NOAA meets on benefits of improved 3D positioning


Nautical charts have all a horizontal datum.
On a global basis, the International Hydrographic Organization (IHO) designated the use of the World Geodetic System (WGS) as the universal datum.
Since then, the horizontal features have been based on WGS 84 or in other geodetic reference systems which are compatible, such as NAD 83 (in the US) or the ITRF combined with the GRS80 ellipsoid.

But what about heights ?

Nautical charts have depths referred to different tidal surfaces, which may vary from chart to chart. Tide heights are given relative to the "datum" which in most cases is one of different benchmarks corresponding to low tides of varying extremeness.
In the United States, Mean Lower Low Water (MLLW) is the typical low water reference surface (MLWS in Nederlands, LAT in Germany...)
By the way, to support harbor and river navigation, bridge clearances are also typically referenced to mean high water (MHW): not to a low water...

Vertical datum used by software covering the whole planet (such as Google Earth) is the WGS84 EGM96 Geoid which gives altitudes in meters above sea level (MSL) while seafloor mapping software (Hypack, Olex...) reference bathymetric survey data to Low Water vertical datums...

In a goal of uniformity, seamless VDatum software emerges to cover all of the U.S. coastal areas out to 25 nautical miles from land.

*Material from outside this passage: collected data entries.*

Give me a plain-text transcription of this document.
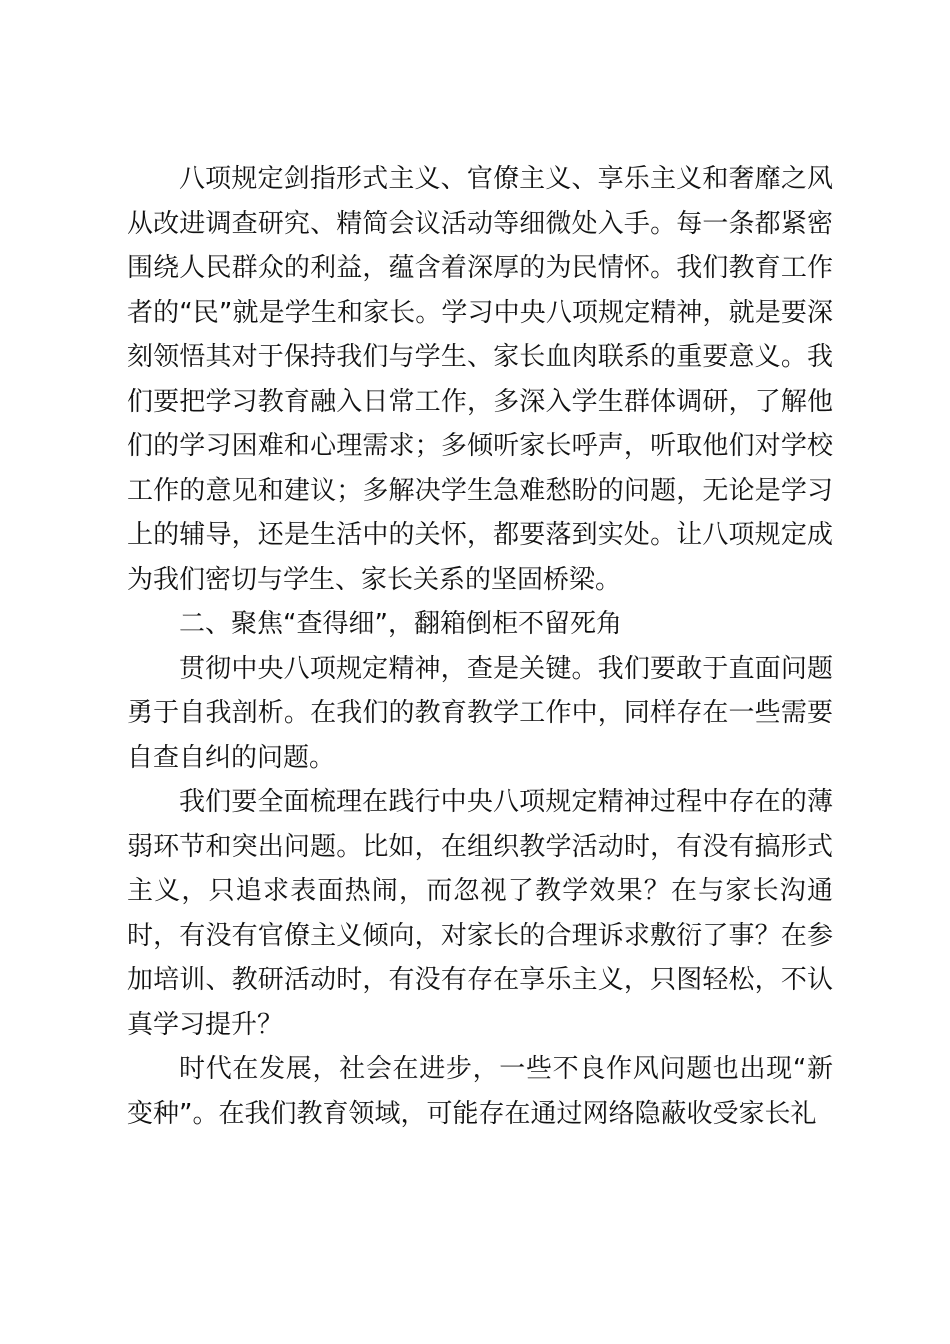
八项规定剑指形式主义、官僚主义、享乐主义和奢靡之风从改进调查研究、精简会议活动等细微处入手。每一条都紧密围绕人民群众的利益，蕴含着深厚的为民情怀。我们教育工作者的“民”就是学生和家长。学习中央八项规定精神，就是要深刻领悟其对于保持我们与学生、家长血肉联系的重要意义。我们要把学习教育融入日常工作，多深入学生群体调研，了解他们的学习困难和心理需求；多倾听家长呼声，听取他们对学校工作的意见和建议；多解决学生急难愁盼的问题，无论是学习上的辅导，还是生活中的关怀，都要落到实处。让八项规定成为我们密切与学生、家长关系的坚固桥梁。

二、聚焦“查得细”，翻箱倒柜不留死角

贯彻中央八项规定精神，查是关键。我们要敢于直面问题勇于自我剖析。在我们的教育教学工作中，同样存在一些需要自查自纠的问题。

我们要全面梳理在践行中央八项规定精神过程中存在的薄弱环节和突出问题。比如，在组织教学活动时，有没有搞形式主义，只追求表面热闹，而忽视了教学效果？在与家长沟通时，有没有官僚主义倾向，对家长的合理诉求敷衍了事？在参加培训、教研活动时，有没有存在享乐主义，只图轻松，不认真学习提升？

时代在发展，社会在进步，一些不良作风问题也出现“新变种”。在我们教育领域，可能存在通过网络隐蔽收受家长礼
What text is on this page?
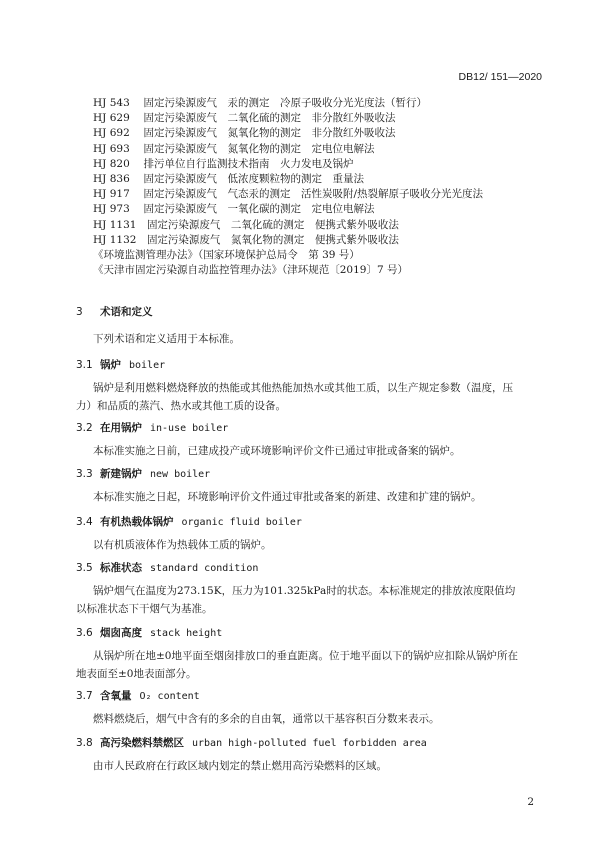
DB12/ 151—2020
HJ 543　 固定污染源废气　汞的测定　冷原子吸收分光光度法（暂行）
HJ 629　 固定污染源废气　二氧化硫的测定　非分散红外吸收法
HJ 692　 固定污染源废气　氮氧化物的测定　非分散红外吸收法
HJ 693　 固定污染源废气　氮氧化物的测定　定电位电解法
HJ 820　 排污单位自行监测技术指南　火力发电及锅炉
HJ 836　 固定污染源废气　低浓度颗粒物的测定　重量法
HJ 917　 固定污染源废气　气态汞的测定　活性炭吸附/热裂解原子吸收分光光度法
HJ 973　 固定污染源废气　一氧化碳的测定　定电位电解法
HJ 1131　 固定污染源废气　二氧化硫的测定　便携式紫外吸收法
HJ 1132　 固定污染源废气　氮氧化物的测定　便携式紫外吸收法
《环境监测管理办法》（国家环境保护总局令　第 39 号）
《天津市固定污染源自动监控管理办法》（津环规范〔2019〕7 号）
3 术语和定义
下列术语和定义适用于本标准。
3.1 锅炉 boiler
锅炉是利用燃料燃烧释放的热能或其他热能加热水或其他工质，以生产规定参数（温度，压力）和品质的蒸汽、热水或其他工质的设备。
3.2 在用锅炉 in-use boiler
本标准实施之日前，已建成投产或环境影响评价文件已通过审批或备案的锅炉。
3.3 新建锅炉 new boiler
本标准实施之日起，环境影响评价文件通过审批或备案的新建、改建和扩建的锅炉。
3.4 有机热载体锅炉 organic fluid boiler
以有机质液体作为热载体工质的锅炉。
3.5 标准状态 standard condition
锅炉烟气在温度为273.15K，压力为101.325kPa时的状态。本标准规定的排放浓度限值均以标准状态下干烟气为基准。
3.6 烟囱高度 stack height
从锅炉所在地±0地平面至烟囱排放口的垂直距离。位于地平面以下的锅炉应扣除从锅炉所在地表面至±0地表面部分。
3.7 含氧量 O₂ content
燃料燃烧后，烟气中含有的多余的自由氧，通常以干基容积百分数来表示。
3.8 高污染燃料禁燃区 urban high-polluted fuel forbidden area
由市人民政府在行政区域内划定的禁止燃用高污染燃料的区域。
2
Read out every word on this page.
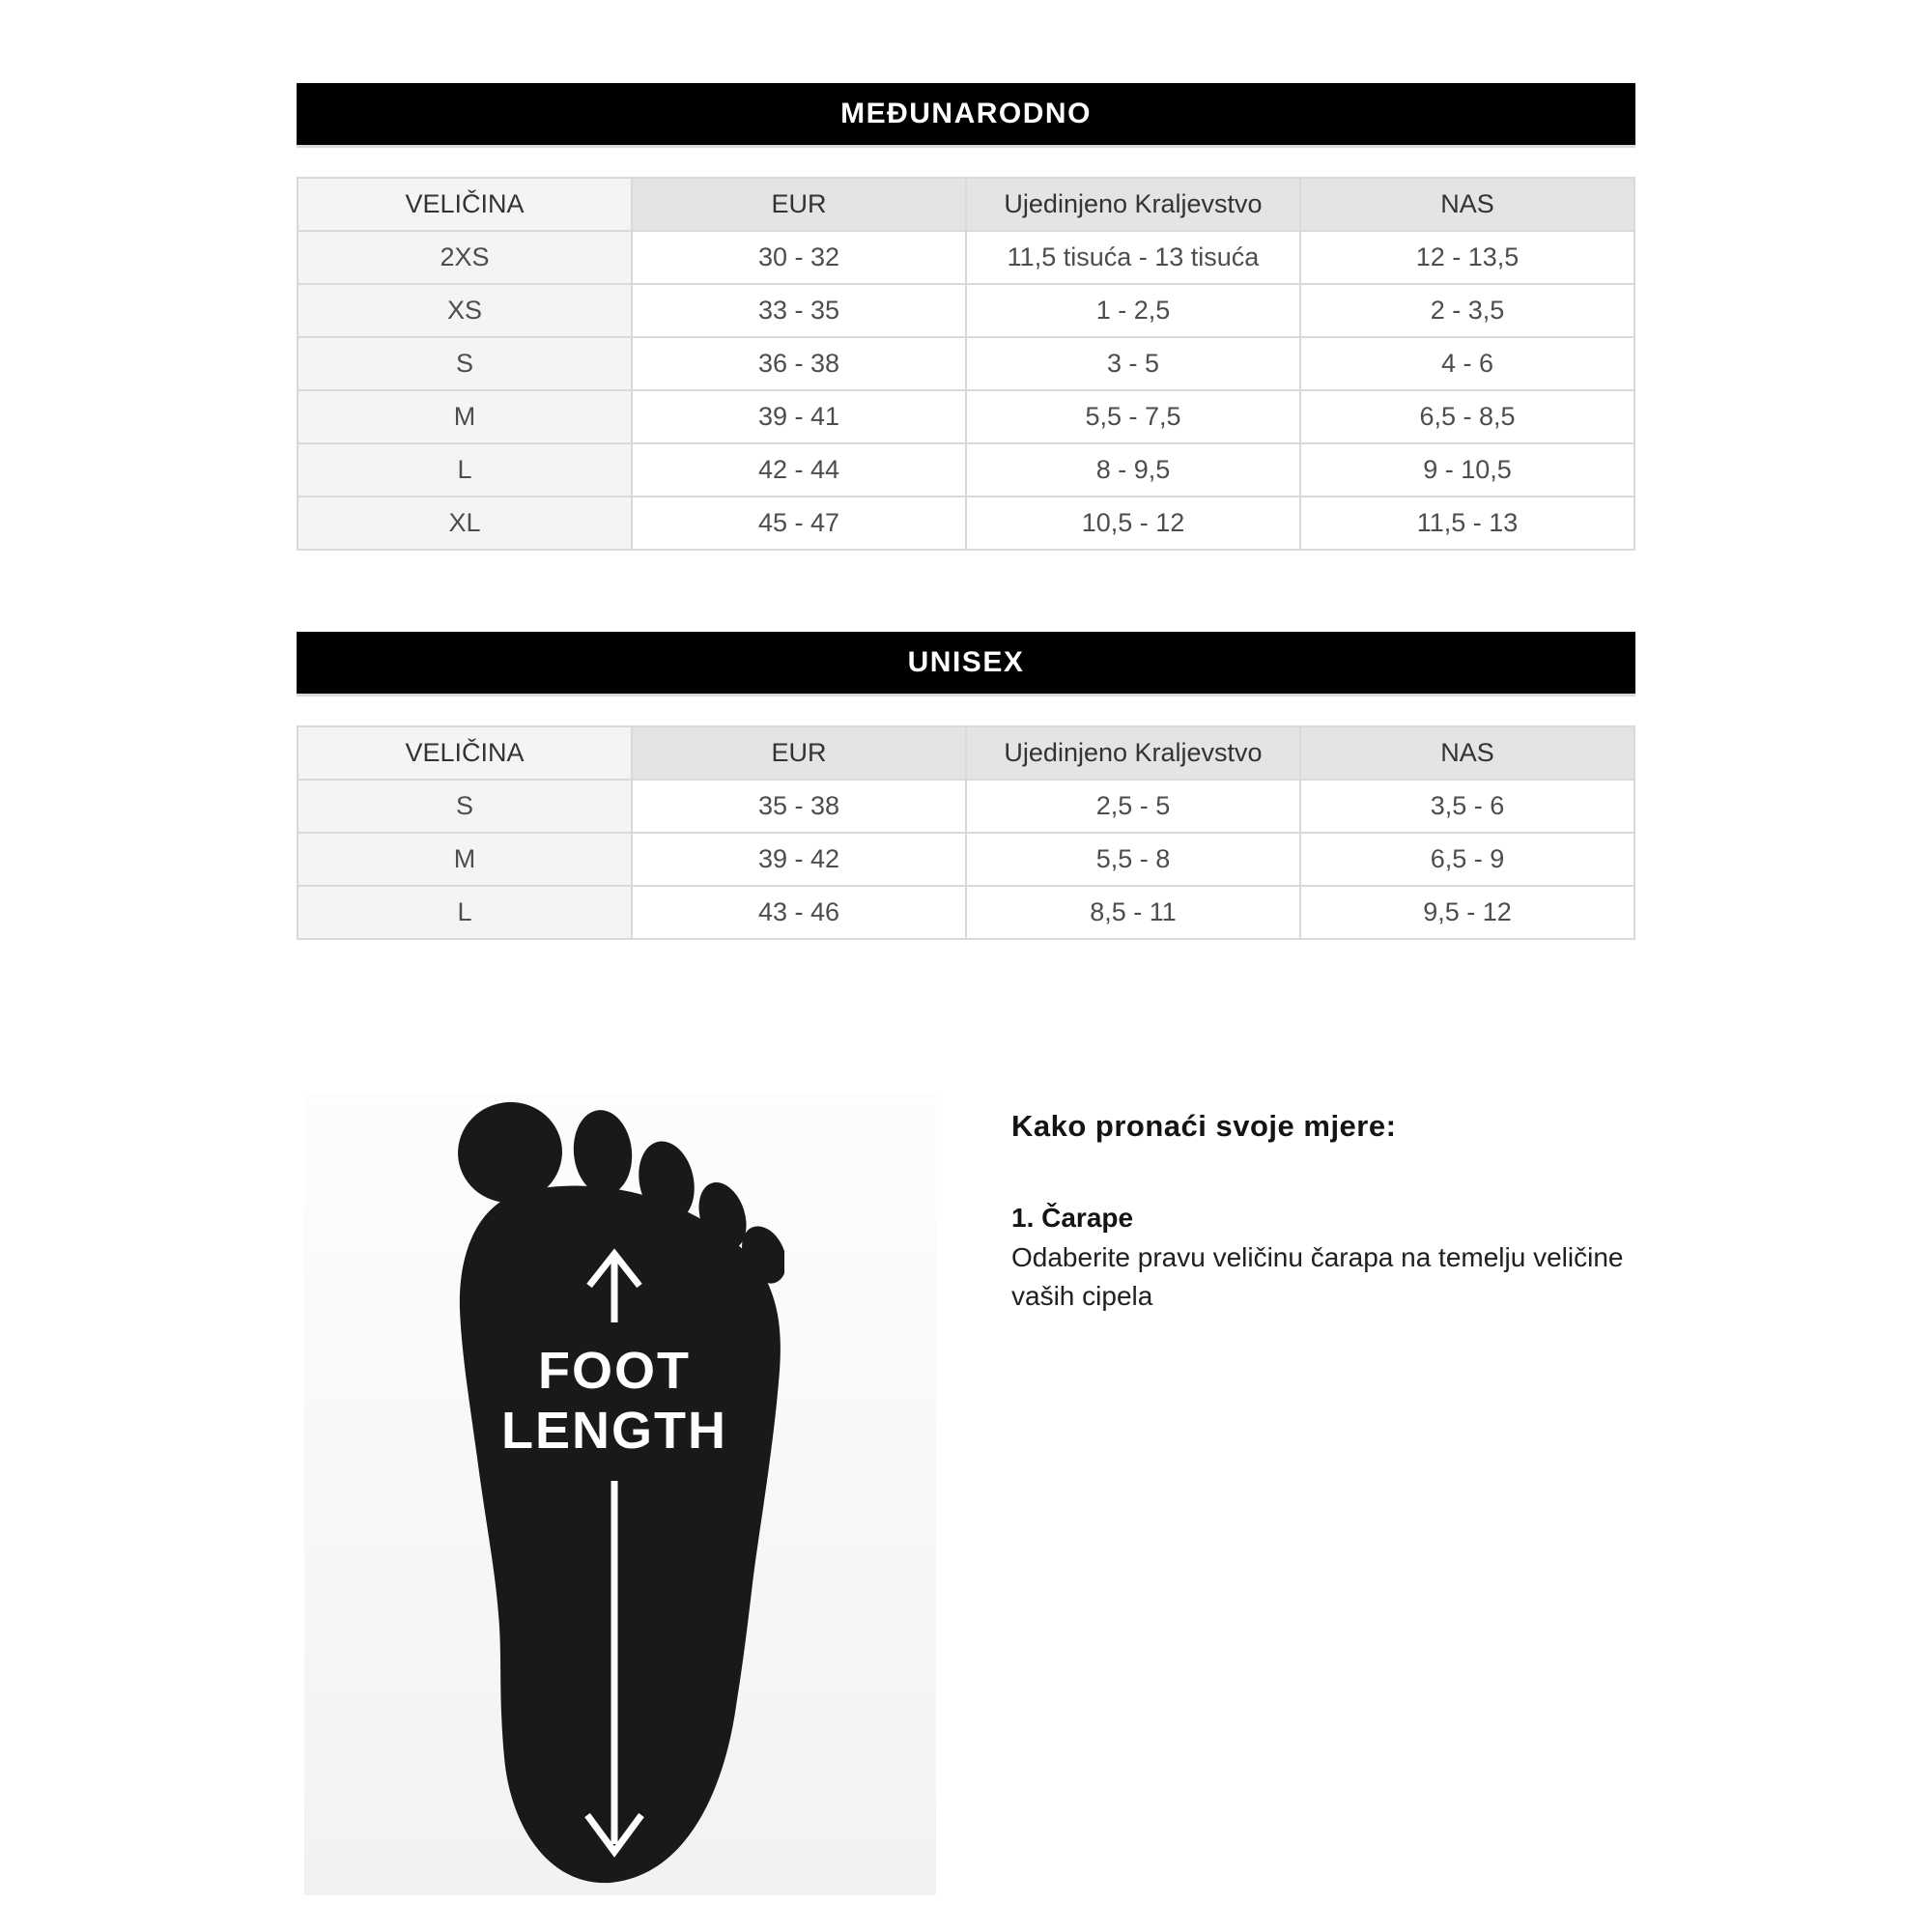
MEĐUNARODNO
VELIČINA	EUR	Ujedinjeno Kraljevstvo	NAS
2XS	30 - 32	11,5 tisuća - 13 tisuća	12 - 13,5
XS	33 - 35	1 - 2,5	2 - 3,5
S	36 - 38	3 - 5	4 - 6
M	39 - 41	5,5 - 7,5	6,5 - 8,5
L	42 - 44	8 - 9,5	9 - 10,5
XL	45 - 47	10,5 - 12	11,5 - 13
UNISEX
VELIČINA	EUR	Ujedinjeno Kraljevstvo	NAS
S	35 - 38	2,5 - 5	3,5 - 6
M	39 - 42	5,5 - 8	6,5 - 9
L	43 - 46	8,5 - 11	9,5 - 12
FOOT
LENGTH
Kako pronaći svoje mjere:

1. Čarape

Odaberite pravu veličinu čarapa na temelju veličine vaših cipela
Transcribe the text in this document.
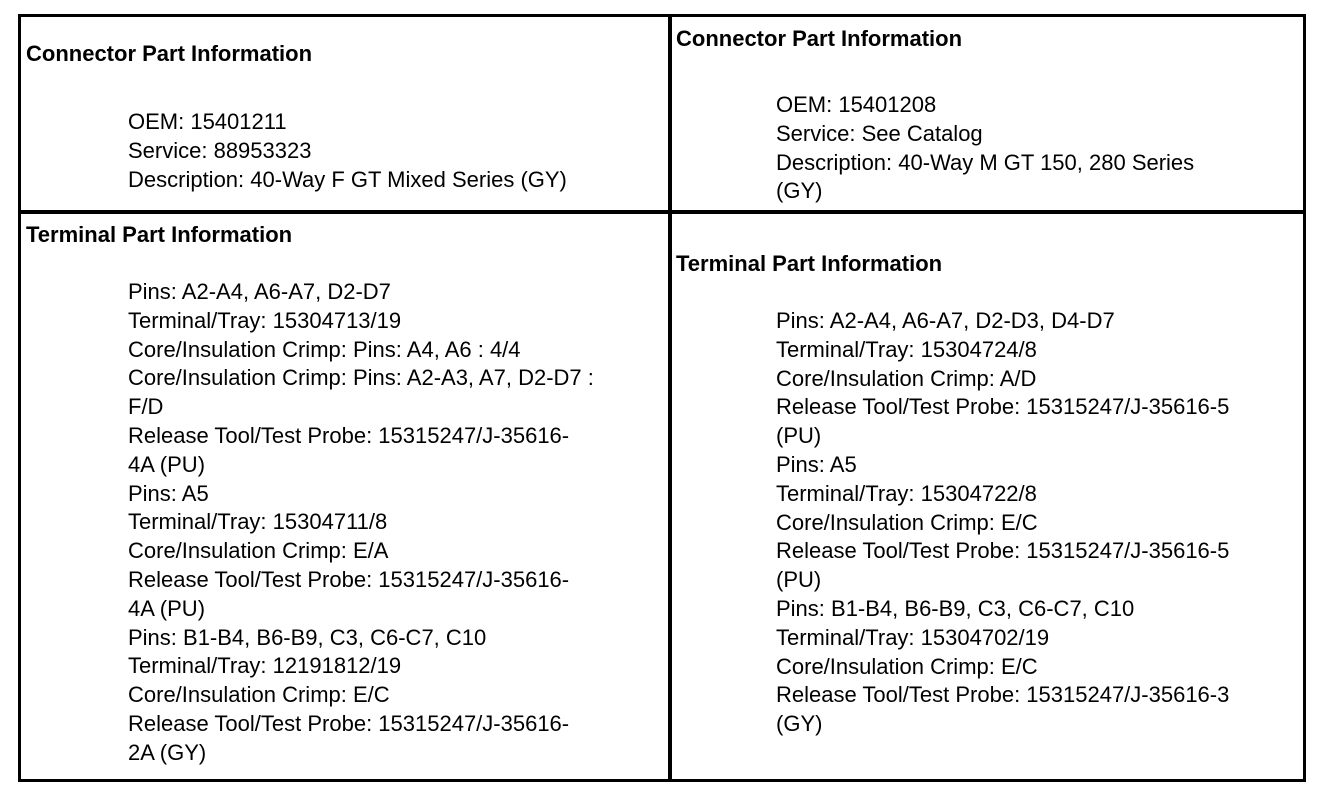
Connector Part Information

OEM: 15401211
Service: 88953323
Description: 40-Way F GT Mixed Series (GY)

Connector Part Information

OEM: 15401208
Service: See Catalog
Description: 40-Way M GT 150, 280 Series
(GY)

Terminal Part Information

Pins: A2-A4, A6-A7, D2-D7
Terminal/Tray: 15304713/19
Core/Insulation Crimp: Pins: A4, A6 : 4/4
Core/Insulation Crimp: Pins: A2-A3, A7, D2-D7 :
F/D
Release Tool/Test Probe: 15315247/J-35616-
4A (PU)
Pins: A5
Terminal/Tray: 15304711/8
Core/Insulation Crimp: E/A
Release Tool/Test Probe: 15315247/J-35616-
4A (PU)
Pins: B1-B4, B6-B9, C3, C6-C7, C10
Terminal/Tray: 12191812/19
Core/Insulation Crimp: E/C
Release Tool/Test Probe: 15315247/J-35616-
2A (GY)

Terminal Part Information

Pins: A2-A4, A6-A7, D2-D3, D4-D7
Terminal/Tray: 15304724/8
Core/Insulation Crimp: A/D
Release Tool/Test Probe: 15315247/J-35616-5
(PU)
Pins: A5
Terminal/Tray: 15304722/8
Core/Insulation Crimp: E/C
Release Tool/Test Probe: 15315247/J-35616-5
(PU)
Pins: B1-B4, B6-B9, C3, C6-C7, C10
Terminal/Tray: 15304702/19
Core/Insulation Crimp: E/C
Release Tool/Test Probe: 15315247/J-35616-3
(GY)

The availability of VDatum nationwide will enable bathymetric, topographic and coastline data to be easily transformed and assembled in a manner that complements dissemination through national databases.

Last week the National Oceanic and Atmospheric Administration held a Federal Geospatial Summit in Maryland to discuss the proposed improvements to the National Spatial Reference System (NSRS) in the US.
The meeting discussed how the replacement of the North American Datum of 1983 (NAD83) and the North American Vertical Datum of 1988 (NAVD88) will positively impact measurement and operations.

The agency recently received the findings of an independent study that shows the benefits to the U.S. economy for better positioning.
The study found that the NSRS provides a benefit of more than $2.4 billion annually to the U.S. economy, and that an additional $522 million in economic benefits could be realized by improving the precision of elevation measurements, with an estimated $240 million saved by improved floodplain management.

The existing vertical datum means elevation errors from 16 inches to 6 feet at sea level.
The improved Gravity for the Redefinition of the American Vertical Datum (GRAV-D) reference system would improve that error to under an inch.